You will remain on the 2011 secure boot certificate. Your PC will continue to boot normally after June 2026. All that will happen is you won't receive Secure Boot protection updates in the future.
That's false. If you only own CA 2011 certs (and have not added CA 2023 certs), then you can only run with CA 2011-signed boot files. When CA 2011 expires in October, MS cannot sign a newer boot file using this cert. At the point, anyone who only has CA 2011 is forever stuck on the last boot file version released before the signing window expired.
If you have added CA 2023 certs, you can also boot CA 2023-signed boot files. Regardless of whether PCA 2011 was revoked or not. PCA 2011 is being revoked for separate security reasons, to block Black Lotus-based UEFI rootkits.
The UEFI only has one Platform Key (owned by the OEM). The PK can enroll multiple KEK's in parallel (from MS and other vendors). Each KEK can undersign multiple DB's. Assuming you didn't revoke PCA 2011, then you have two parallel cert chains: one for CA 2011, and one for CA 2023.

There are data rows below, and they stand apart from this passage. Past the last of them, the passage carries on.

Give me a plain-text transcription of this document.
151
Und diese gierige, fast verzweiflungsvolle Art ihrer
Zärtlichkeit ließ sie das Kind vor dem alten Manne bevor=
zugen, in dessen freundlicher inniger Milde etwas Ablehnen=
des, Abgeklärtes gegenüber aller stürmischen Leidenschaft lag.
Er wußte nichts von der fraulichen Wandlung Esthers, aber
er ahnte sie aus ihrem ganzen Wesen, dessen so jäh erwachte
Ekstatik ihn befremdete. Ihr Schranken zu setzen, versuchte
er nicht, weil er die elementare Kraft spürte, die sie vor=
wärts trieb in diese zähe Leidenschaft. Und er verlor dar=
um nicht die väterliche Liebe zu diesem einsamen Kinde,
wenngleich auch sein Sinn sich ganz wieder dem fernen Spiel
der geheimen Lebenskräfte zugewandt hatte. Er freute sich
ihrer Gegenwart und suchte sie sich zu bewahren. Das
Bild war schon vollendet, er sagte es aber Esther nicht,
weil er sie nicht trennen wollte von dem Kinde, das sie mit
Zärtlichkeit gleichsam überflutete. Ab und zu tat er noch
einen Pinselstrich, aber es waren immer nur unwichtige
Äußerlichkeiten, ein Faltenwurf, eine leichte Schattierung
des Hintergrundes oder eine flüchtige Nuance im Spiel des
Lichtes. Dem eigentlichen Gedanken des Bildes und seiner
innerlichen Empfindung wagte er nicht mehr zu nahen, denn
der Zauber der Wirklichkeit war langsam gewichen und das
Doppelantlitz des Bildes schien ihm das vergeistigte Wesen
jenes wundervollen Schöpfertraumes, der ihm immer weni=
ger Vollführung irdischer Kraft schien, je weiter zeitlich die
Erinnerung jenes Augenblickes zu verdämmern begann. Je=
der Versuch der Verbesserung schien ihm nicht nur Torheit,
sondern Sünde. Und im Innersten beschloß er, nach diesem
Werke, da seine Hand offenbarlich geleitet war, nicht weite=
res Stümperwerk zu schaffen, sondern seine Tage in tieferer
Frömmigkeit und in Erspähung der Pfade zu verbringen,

By adding CA 2023 and switching the boot manager (same file, different cert), you no longer care about CA 2011. Until CA 2011 is banned,
@Autobahn's PC can use either signed version of the boot file.
The Windows migration process is done in three stages:
1. Everyone only has CA 2011 certs, and can only boot using CA 2011 boot manager.
2. Everyone adds the CA 2023 certs, allowing either version of the boot manager to run (if you need to boot from unpatched legacy media). But Windows switches to CA 2023 boot manager.
3. Everyone has both CA 2011 and CA 2023 certs, but CA 2011 is now banned. Unpatched legacy media is not allowed to boot in Secure Boot mode.
@Autobahn's PC, like the majority of Windows users, is in stage 2.